Tri-tip with Romesco sauce

BBQ, Cooking, Recipes -

Tri-tip with Romesco sauce

Serves 8

Cook Time: 45 min | Desired Temp: 125°

*Cook times may vary 



Two 3 lb. beef tri-tip roast
PBC Beef & Game Pit Rub
Romecso sauce
8 oz jar marinated red peppers (or 3 fresh peppers (capsicum), smoked on PBC, skinned and deseeded)
1 garlic clove, chopped
1/2 cup slivered almonds, toasted
2 tomatoes.
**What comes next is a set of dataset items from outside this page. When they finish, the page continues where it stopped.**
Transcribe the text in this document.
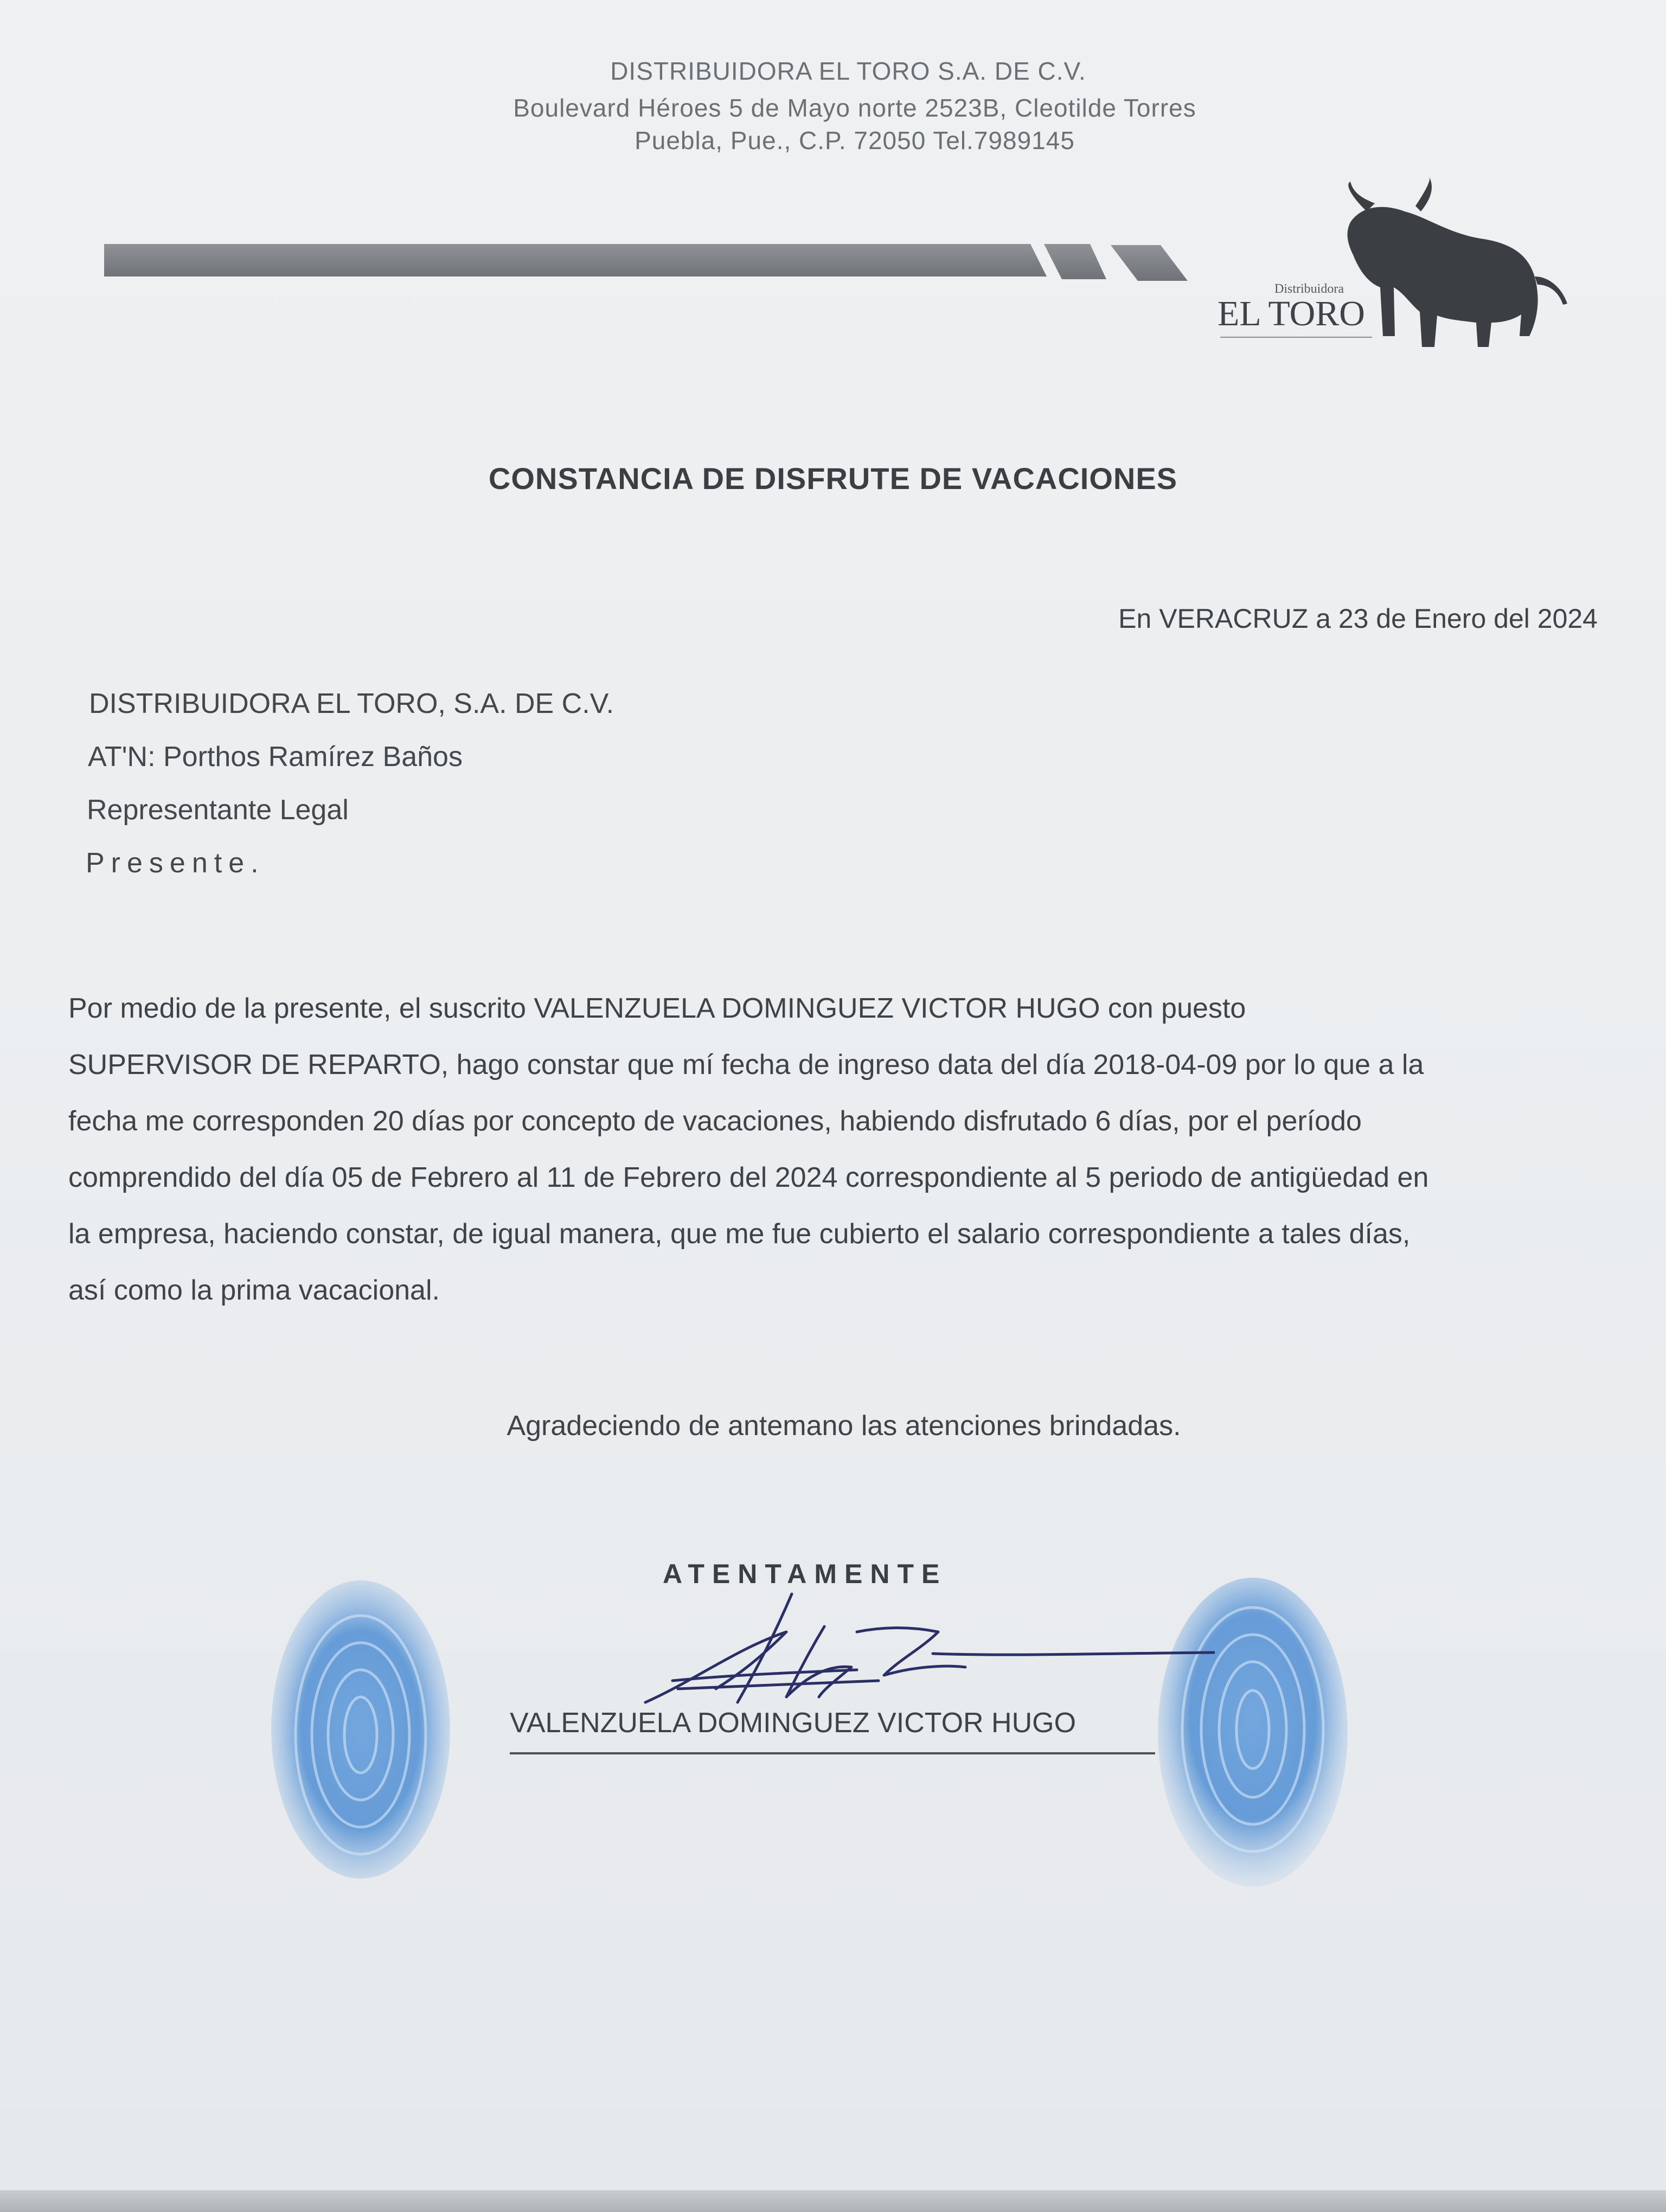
DISTRIBUIDORA EL TORO S.A. DE C.V.
Boulevard Héroes 5 de Mayo norte 2523B, Cleotilde Torres
Puebla, Pue., C.P. 72050 Tel.7989145
Distribuidora
EL TORO
CONSTANCIA DE DISFRUTE DE VACACIONES
En VERACRUZ a 23 de Enero del 2024
DISTRIBUIDORA EL TORO, S.A. DE C.V.
AT'N: Porthos Ramírez Baños
Representante Legal
Presente.
Por medio de la presente, el suscrito VALENZUELA DOMINGUEZ VICTOR HUGO con puesto
SUPERVISOR DE REPARTO, hago constar que mí fecha de ingreso data del día 2018-04-09 por lo que a la
fecha me corresponden 20 días por concepto de vacaciones, habiendo disfrutado 6 días, por el período
comprendido del día 05 de Febrero al 11 de Febrero del 2024 correspondiente al 5 periodo de antigüedad en
la empresa, haciendo constar, de igual manera, que me fue cubierto el salario correspondiente a tales días,
así como la prima vacacional.
Agradeciendo de antemano las atenciones brindadas.
ATENTAMENTE
VALENZUELA DOMINGUEZ VICTOR HUGO
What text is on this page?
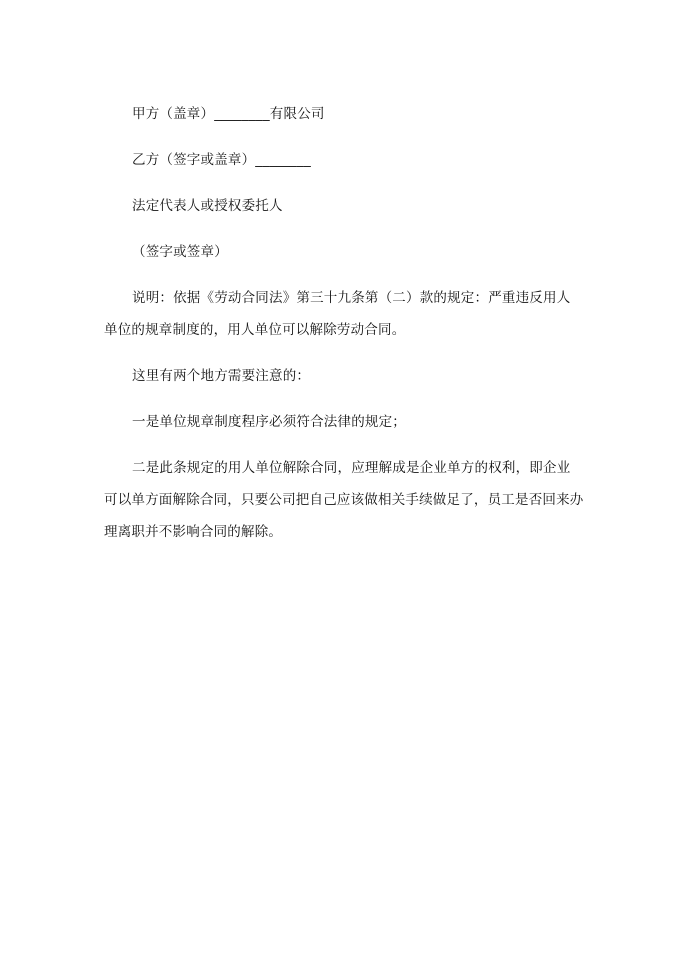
甲方（盖章）________有限公司

乙方（签字或盖章）________

法定代表人或授权委托人

（签字或签章）

说明：依据《劳动合同法》第三十九条第（二）款的规定：严重违反用人单位的规章制度的，用人单位可以解除劳动合同。

这里有两个地方需要注意的：

一是单位规章制度程序必须符合法律的规定；

二是此条规定的用人单位解除合同，应理解成是企业单方的权利，即企业可以单方面解除合同，只要公司把自己应该做相关手续做足了，员工是否回来办理离职并不影响合同的解除。
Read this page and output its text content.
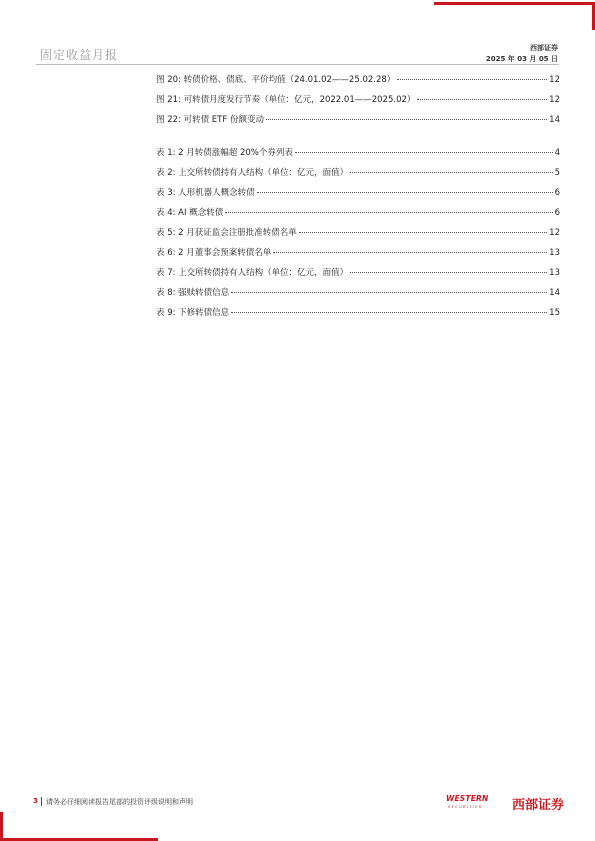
固定收益月报	西部证券
2025 年 03 月 05 日
图 20: 转债价格、债底、平价均值（24.01.02——25.02.28）	12
图 21: 可转债月度发行节奏（单位：亿元，2022.01——2025.02）	12
图 22: 可转债 ETF 份额变动	14
表 1: 2 月转债涨幅超 20%个券列表	4
表 2: 上交所转债持有人结构（单位：亿元，面值）	5
表 3: 人形机器人概念转债	6
表 4: AI 概念转债	6
表 5: 2 月获证监会注册批准转债名单	12
表 6: 2 月董事会预案转债名单	13
表 7: 上交所转债持有人结构（单位：亿元，面值）	13
表 8: 强赎转债信息	14
表 9: 下修转债信息	15
3 请务必仔细阅读报告尾部的投资评级说明和声明	WESTERN
SECURITIES 西部证券
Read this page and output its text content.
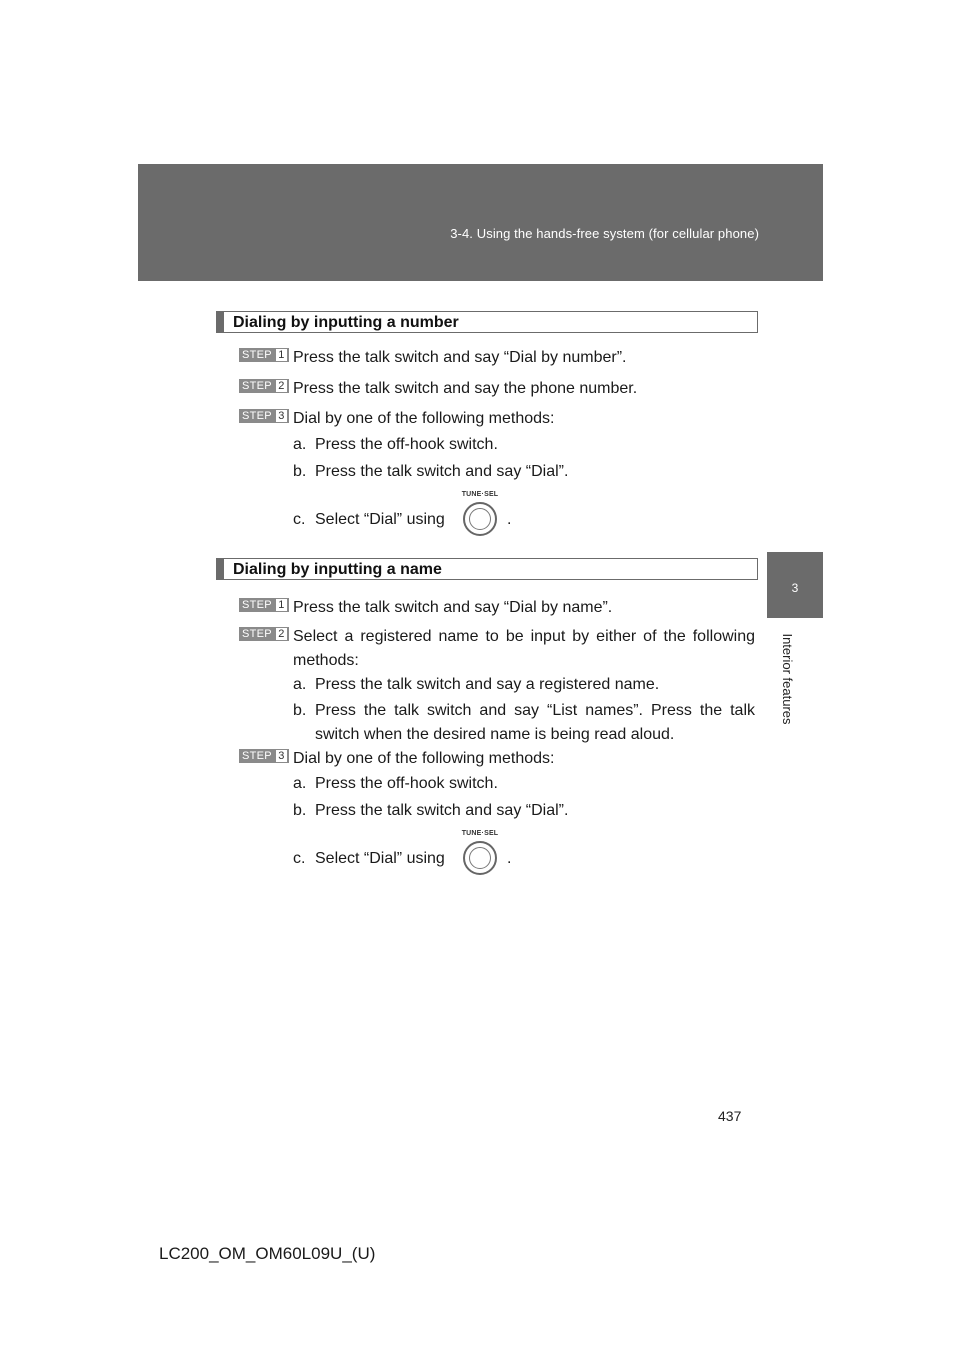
3-4. Using the hands-free system (for cellular phone)
3
Interior features
Dialing by inputting a number
STEP 1 Press the talk switch and say “Dial by number”.
STEP 2 Press the talk switch and say the phone number.
STEP 3 Dial by one of the following methods:
a. Press the off-hook switch.
b. Press the talk switch and say “Dial”.
c. Select “Dial” using	.
TUNE·SEL
Dialing by inputting a name
STEP 1 Press the talk switch and say “Dial by name”.
STEP 2 Select a registered name to be input by either of the following methods:
a. Press the talk switch and say a registered name.
b. Press the talk switch and say “List names”. Press the talk switch when the desired name is being read aloud.
STEP 3 Dial by one of the following methods:
a. Press the off-hook switch.
b. Press the talk switch and say “Dial”.
c. Select “Dial” using	.
TUNE·SEL
437
LC200_OM_OM60L09U_(U)
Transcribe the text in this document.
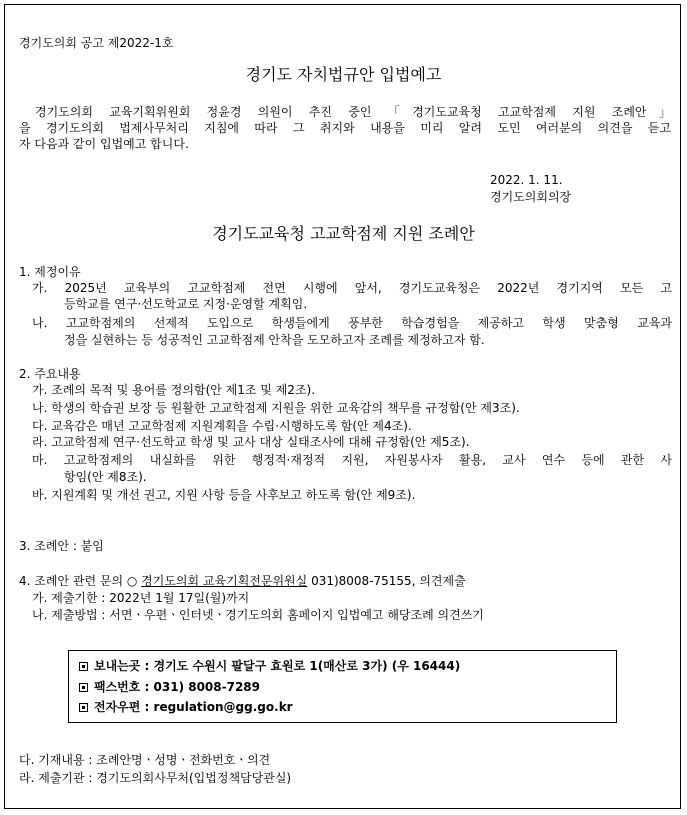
경기도의회 공고 제2022-1호
경기도 자치법규안 입법예고
경기도의회 교육기획위원회 정윤경 의원이 추진 중인 「경기도교육청 고교학점제 지원 조례안」
을 경기도의회 법제사무처리 지침에 따라 그 취지와 내용을 미리 알려 도민 여러분의 의견을 듣고
자 다음과 같이 입법예고 합니다.
2022. 1. 11.
경기도의회의장
경기도교육청 고교학점제 지원 조례안
1. 제정이유
가. 2025년 교육부의 고교학점제 전면 시행에 앞서, 경기도교육청은 2022년 경기지역 모든 고
등학교를 연구·선도학교로 지정·운영할 계획임.
나. 고교학점제의 선제적 도입으로 학생들에게 풍부한 학습경험을 제공하고 학생 맞춤형 교육과
정을 실현하는 등 성공적인 고교학점제 안착을 도모하고자 조례를 제정하고자 함.
2. 주요내용
가. 조례의 목적 및 용어를 정의함(안 제1조 및 제2조).
나. 학생의 학습권 보장 등 원활한 고교학점제 지원을 위한 교육감의 책무를 규정함(안 제3조).
다. 교육감은 매년 고교학점제 지원계획을 수립·시행하도록 함(안 제4조).
라. 고교학점제 연구·선도학교 학생 및 교사 대상 실태조사에 대해 규정함(안 제5조).
마. 고교학점제의 내실화를 위한 행정적·재정적 지원, 자원봉사자 활용, 교사 연수 등에 관한 사
항임(안 제8조).
바. 지원계획 및 개선 권고, 지원 사항 등을 사후보고 하도록 함(안 제9조).
3. 조례안 : 붙임
4. 조례안 관련 문의 ○ 경기도의회 교육기획전문위원실 031)8008-75155, 의견제출
가. 제출기한 : 2022년 1월 17일(월)까지
나. 제출방법 : 서면ㆍ우편ㆍ인터넷ㆍ경기도의회 홈페이지 입법예고 해당조례 의견쓰기
보내는곳 : 경기도 수원시 팔달구 효원로 1(매산로 3가) (우 16444)
팩스번호 : 031) 8008-7289
전자우편 : regulation@gg.go.kr
다. 기재내용 : 조례안명ㆍ성명ㆍ전화번호ㆍ의견
라. 제출기관 : 경기도의회사무처(입법정책담당관실)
Skinned and deseeded
2 tbsp. chopped flat leaf parsley
2 tbsp. sherry vinegar
1 tsp. smoked paprika
1/2 tsp. cayenne pepper
1/2 cup extra-virgin olive oil
½ lemon, juiced

Sea salt & freshly ground black pepper



How to make Trip-tip with Romesco sauce: 


  1. Light PBC according to instructions.
  2. Grill peppers (omit this step if you're using pre-marinated red peppers) until tender.  
  3. Mix peppers, tomato, parsley, almonds, garlic, lemon juice, sherry vinegar, cayenne, salt, and pepper in a blender and blend until smooth. With the blender running, gently pour in the olive oil. Set aside to rest. 
  4. Remove the tri-tip from the package, let rest until room temperature, and coat all sides liberally with the Beef & Game Pit Rub.
  5. Place one hook through the center of the wide end of each roast (about 2-3 inches from the end).
  6. Hang the roasts from the rods in the PBC, leaving space between each, and secure the lid.
  7. Cook approximately 45 minutes, or until the center of the thickest part of each roast reaches the appropriate internal temperature for your desired doneness (125º for medium-rare).
  8. Remove the roasts from the PBC, and the hooks from the tri-tip and allow to rest for 30 minutes.
  9. Cut across the grain into ¼ to ½ inch slices, serve with the sauce separately and enjoy!


The Romesco is a wonderful sauce and goes superbly with any grilled meat or fish.